In a rare move, an Anchorage judge Wednesday dismissed felony charges against a young woman charged with breaking into a Spenard family’s home, acting erratically and trying to steal a car.
Anchorage Superior Court Judge Kevin Saxby found that two crucial pieces of evidence that bolstered the woman’s defense that she was escaping from a sexual assault were destroyed by police or not turned over to her attorneys until the second day of trial.
“In combination, the two violations, especially the willful destruction of evidence, I can’t do anything short of a dismissal,” Saxby said.
The Daily News is not identifying the 23-year-old woman by name because of her assertion that she is a victim of sexual assault. The ADN’s policy is generally to not identify victims of sexual assault by name.
The woman said she ran into a house on Woodland Park Drive in the Spenard neighborhood on Nov. 3 in distress because she had escaped a car where she’d been sexually assaulted. Both sides agreed that she was bleeding, screaming and not wearing pants.
Instead of seeing the woman as a possible victim of sexual assault, police took her to jail instead of a hospital, her court-appointed attorneys argued.
Bloodied shorts that could have been used as evidence of an attack against her were thrown away by a police officer. And a 911 call from a neighbor corroborated her story but wasn’t turned over to her lawyers until the trial was about to begin.
The case rested on two versions of events, and two missing pieces of evidence:
Prosecutors said the woman broke down the door of the home at 9 a.m. on the morning of Nov. 3, 2018, yelling that someone was “raping and murdering” her, according to a probable cause statement prepared by police.
She was wearing only a tank top and underwear and was bleeding from her crotch area. The woman, who was a stranger to the homeowner, put on a pair of shorts from the house, armed herself with a knife from the kitchen and grabbed the family’s car keys.
The startled homeowner and her two children called 911.
When police arrived, the woman was in the family’s car in the driveway, which she drove a few feet before police apprehended her, according to testimony in court.
Handcuffed in a police car, she ranted about the officer’s mother being “a weasel” rather than answering questions, the responding officer said.
Defense attorneys for the woman argued that that she was a distraught victim of sexual assault, and that police immediately treated her as a suspect rather than a victim.
She was taken to the Anchorage jail, where APD officer Melissa Coates testified that she threw away the bloody shorts.
Coates testified that she left the woman wearing bloody underwear. Neither item was preserved as evidence.
Coates told the court that she didn’t consider the woman a victim. She noted that when the woman was directly asked about her initial statement that someone was “raping and murdering” her, she only smiled in response.
“We can’t make someone be a victim,” she said.
Defense attorney Jaffer Khimani asked why the bleeding woman wasn’t taken to a hospital.
“I’m not a doctor,” Coates answered.
The defense pressed her about why she didn’t keep the shorts as evidence, given the woman’s previous statement that she’d been raped.
Coates said the woman wouldn’t talk about it, so she didn’t feel there was enough evidence that a sexual assault had happened.
After the dismissal Wednesday, a police spokesman said the department will review what happened in the case.
“As with all cases that get dismissed based on our investigation, we will review it and make any necessary changes, if warranted,” said Anchorage Police Department spokesman MJ Thim.
The prosecution blamed an oversight in the evidence-handling system for the delay in getting the defense the audio of a 911 call, in which a neighbor reported seeing a woman jump out of a car screaming “Help!” around the time of the incident.
The car seemed to be pursuing the woman, the caller told 911 in audio played in the courtroom.
Saxby said the destruction of evidence robbed the woman of a chance to pursue her defense that she’d been raped — or for police to investigate the potential sexual assault.
“Given the deliberate destruction of the shorts — they don’t have those to corroborate their story now,” he said. “They’re gone.
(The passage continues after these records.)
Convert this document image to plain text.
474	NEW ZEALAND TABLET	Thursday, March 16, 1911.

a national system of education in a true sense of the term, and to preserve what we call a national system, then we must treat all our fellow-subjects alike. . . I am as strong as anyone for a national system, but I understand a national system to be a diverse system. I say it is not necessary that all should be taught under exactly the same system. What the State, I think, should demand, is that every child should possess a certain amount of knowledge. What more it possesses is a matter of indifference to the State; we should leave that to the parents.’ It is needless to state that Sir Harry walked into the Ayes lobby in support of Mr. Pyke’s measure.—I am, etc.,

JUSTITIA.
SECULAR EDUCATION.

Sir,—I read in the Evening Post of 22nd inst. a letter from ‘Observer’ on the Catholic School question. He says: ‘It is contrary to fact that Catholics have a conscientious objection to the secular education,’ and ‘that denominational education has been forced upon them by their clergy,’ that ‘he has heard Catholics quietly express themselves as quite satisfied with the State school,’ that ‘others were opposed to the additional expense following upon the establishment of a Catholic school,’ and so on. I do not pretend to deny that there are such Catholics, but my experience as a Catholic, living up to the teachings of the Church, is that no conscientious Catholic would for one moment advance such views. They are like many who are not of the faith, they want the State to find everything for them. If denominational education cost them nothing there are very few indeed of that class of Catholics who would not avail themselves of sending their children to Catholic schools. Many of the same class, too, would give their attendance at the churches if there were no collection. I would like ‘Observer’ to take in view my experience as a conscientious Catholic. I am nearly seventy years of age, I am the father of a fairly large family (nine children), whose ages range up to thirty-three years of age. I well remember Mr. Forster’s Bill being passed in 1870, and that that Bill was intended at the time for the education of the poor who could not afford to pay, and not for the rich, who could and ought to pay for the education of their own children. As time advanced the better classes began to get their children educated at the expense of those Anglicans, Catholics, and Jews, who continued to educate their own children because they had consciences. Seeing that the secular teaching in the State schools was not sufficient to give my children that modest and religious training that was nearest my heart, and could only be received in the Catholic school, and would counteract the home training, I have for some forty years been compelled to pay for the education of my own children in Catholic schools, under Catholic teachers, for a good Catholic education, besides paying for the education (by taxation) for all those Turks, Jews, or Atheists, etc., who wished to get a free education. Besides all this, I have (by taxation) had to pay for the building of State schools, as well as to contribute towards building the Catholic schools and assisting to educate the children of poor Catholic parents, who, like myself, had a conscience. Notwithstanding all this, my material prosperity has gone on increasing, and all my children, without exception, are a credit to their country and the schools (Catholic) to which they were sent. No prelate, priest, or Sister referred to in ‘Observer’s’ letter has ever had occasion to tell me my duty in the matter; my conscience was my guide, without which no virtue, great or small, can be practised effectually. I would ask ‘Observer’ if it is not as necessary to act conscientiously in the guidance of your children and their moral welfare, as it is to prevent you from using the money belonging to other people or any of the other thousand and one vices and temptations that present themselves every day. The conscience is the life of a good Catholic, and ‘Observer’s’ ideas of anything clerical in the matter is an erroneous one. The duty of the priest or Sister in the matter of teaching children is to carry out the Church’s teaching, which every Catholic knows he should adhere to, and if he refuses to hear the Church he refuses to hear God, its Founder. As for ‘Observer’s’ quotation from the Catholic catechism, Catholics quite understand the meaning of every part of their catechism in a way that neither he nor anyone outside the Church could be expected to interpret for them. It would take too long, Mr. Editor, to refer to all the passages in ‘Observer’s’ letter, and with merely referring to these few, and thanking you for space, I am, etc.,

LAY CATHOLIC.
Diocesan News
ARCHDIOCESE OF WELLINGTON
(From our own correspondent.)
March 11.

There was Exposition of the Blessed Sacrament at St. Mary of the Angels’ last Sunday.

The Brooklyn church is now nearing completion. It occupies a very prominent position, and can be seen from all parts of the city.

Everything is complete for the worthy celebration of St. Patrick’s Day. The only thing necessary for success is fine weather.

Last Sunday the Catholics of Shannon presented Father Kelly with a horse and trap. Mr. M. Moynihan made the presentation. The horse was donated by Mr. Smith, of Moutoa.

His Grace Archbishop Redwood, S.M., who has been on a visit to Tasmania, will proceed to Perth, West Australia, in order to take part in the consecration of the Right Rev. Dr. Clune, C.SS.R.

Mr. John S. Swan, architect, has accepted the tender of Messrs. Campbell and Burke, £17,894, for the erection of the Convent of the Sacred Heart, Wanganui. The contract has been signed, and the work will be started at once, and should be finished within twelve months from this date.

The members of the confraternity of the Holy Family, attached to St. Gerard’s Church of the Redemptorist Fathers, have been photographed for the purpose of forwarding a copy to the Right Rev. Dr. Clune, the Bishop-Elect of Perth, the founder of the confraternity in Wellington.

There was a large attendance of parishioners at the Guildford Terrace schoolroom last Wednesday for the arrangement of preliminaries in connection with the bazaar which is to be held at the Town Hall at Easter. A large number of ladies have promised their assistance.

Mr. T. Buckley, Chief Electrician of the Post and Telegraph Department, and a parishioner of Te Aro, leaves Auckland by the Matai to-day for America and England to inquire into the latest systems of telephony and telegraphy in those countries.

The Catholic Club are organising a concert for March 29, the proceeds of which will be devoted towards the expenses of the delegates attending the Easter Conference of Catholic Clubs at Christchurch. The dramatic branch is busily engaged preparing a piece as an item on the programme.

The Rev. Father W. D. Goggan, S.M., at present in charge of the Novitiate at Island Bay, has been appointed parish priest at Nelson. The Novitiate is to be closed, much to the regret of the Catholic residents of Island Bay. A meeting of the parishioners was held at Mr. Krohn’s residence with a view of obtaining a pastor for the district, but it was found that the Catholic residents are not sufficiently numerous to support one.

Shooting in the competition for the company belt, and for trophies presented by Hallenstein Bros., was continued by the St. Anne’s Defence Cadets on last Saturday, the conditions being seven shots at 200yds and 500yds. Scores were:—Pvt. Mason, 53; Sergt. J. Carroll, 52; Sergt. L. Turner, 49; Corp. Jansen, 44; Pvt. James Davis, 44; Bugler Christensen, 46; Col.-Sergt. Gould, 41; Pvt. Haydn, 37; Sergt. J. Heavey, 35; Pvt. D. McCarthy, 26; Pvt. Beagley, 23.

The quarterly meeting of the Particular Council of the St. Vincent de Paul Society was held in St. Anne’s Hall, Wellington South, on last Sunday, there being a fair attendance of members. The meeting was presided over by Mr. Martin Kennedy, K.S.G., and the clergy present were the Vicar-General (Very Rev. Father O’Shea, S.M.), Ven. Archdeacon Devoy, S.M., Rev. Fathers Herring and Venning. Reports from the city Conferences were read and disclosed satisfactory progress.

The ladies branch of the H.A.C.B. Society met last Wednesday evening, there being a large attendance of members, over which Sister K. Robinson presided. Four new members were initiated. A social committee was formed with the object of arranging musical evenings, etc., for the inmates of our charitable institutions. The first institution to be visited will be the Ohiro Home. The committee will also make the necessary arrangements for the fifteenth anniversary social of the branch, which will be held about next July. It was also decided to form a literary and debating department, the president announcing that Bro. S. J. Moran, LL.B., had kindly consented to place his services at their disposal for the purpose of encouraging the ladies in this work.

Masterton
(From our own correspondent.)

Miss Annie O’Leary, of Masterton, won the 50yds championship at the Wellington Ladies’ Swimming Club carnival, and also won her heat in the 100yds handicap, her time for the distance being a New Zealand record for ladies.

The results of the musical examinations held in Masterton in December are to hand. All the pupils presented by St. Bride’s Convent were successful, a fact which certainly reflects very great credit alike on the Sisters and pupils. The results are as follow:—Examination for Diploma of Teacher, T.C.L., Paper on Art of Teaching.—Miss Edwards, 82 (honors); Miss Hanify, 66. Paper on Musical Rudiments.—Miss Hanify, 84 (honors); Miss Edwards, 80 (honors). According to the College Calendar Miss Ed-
And they can’t be tested.”
Despite Wednesday’s dismissal, the woman still faces one charge of lying to police by giving them a fake name when they questioned her.
She spent much of Tuesday and Wednesday’s court hearings in distress, suffering from what her lawyers said was an allergic reaction. She put her head down on the table as the police officer recounted the scene. Eventually she left the courtroom to see a doctor.
She had spent more than four months in jail before the dismissal, unable to make a $500 bail.